Tagging is to predict classes that are not mutually exclusive also known as multi-label problems where an instance or data point can contain multiple labels or targets

1.4 Search and ranking

In addition to predicting if the set of instances contained the required information (or labels), the search and ranking algorithms rank the result by the most relevant instance. For example, when searching the web for pages containing the phrase “deep learning framework comparison” we need to get all pages related to this phrase but also rank them putting the most relevant ones at the top.

1.5 Recommender systems

The recommender systems has a similar objective as the search and rank problems with the addition of personalization. The results needs to be relevant to the individual users. For example recommending a movie or a product in an e-commerce website based on the previous selection of a particular user

1.6 Sequence Learning

There are some problems where the target cannot be predicted using simply a single instance, for example predicting the next word in a translation system needs to take into account the sequence of words that came before, or when predicting the patient outcome using the results from the last couple of visits and lab reports.
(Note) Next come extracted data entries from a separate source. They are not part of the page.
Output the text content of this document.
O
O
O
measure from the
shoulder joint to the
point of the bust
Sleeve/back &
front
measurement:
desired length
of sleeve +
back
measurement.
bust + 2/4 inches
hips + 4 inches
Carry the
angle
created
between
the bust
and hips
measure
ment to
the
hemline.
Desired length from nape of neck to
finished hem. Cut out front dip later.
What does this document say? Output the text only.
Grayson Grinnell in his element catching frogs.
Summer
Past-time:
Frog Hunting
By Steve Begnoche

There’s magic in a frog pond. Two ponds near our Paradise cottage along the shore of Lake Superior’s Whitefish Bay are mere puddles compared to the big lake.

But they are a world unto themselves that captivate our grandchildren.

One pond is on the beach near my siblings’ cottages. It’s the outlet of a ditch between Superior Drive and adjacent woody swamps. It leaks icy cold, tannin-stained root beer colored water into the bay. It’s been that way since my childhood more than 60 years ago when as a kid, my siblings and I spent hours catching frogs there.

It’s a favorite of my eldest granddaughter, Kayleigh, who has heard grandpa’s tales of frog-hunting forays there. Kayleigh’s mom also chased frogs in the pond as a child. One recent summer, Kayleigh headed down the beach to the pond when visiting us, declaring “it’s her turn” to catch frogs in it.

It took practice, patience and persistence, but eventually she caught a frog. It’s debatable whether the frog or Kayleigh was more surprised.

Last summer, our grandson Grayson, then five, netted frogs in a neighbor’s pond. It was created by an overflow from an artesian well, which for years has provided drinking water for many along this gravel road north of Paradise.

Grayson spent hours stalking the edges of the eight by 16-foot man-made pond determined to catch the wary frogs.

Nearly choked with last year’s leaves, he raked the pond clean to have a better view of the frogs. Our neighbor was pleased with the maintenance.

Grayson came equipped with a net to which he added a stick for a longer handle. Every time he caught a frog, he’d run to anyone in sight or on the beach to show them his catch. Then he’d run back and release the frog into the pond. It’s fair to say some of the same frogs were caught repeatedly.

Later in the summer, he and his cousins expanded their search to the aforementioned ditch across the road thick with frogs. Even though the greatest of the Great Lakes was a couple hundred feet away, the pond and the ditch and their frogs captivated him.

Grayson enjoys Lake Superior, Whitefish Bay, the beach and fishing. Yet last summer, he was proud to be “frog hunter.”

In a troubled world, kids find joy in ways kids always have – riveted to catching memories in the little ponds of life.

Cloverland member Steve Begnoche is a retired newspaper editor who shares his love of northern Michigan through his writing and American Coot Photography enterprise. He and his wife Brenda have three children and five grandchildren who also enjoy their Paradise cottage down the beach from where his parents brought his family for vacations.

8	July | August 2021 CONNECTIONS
Here sequence learning models can help.
Unsupervised learning

The unsupervised learning approach does not use target labels, it only use the data or features and it tries to find patterns or it compact the data into a smaller dimension by extracting the most relevant information from each instance
Reinforcement learning In reinforcement learning, the model (or agent) is interacting with the environment, consuming data and producing actions that might change the environment or the agent state. In supervised and unsupervised learning the data is collected beforehand and the model interactive with offline data whereas the reinforcement learning agent observe the environment to collect data and act upon them.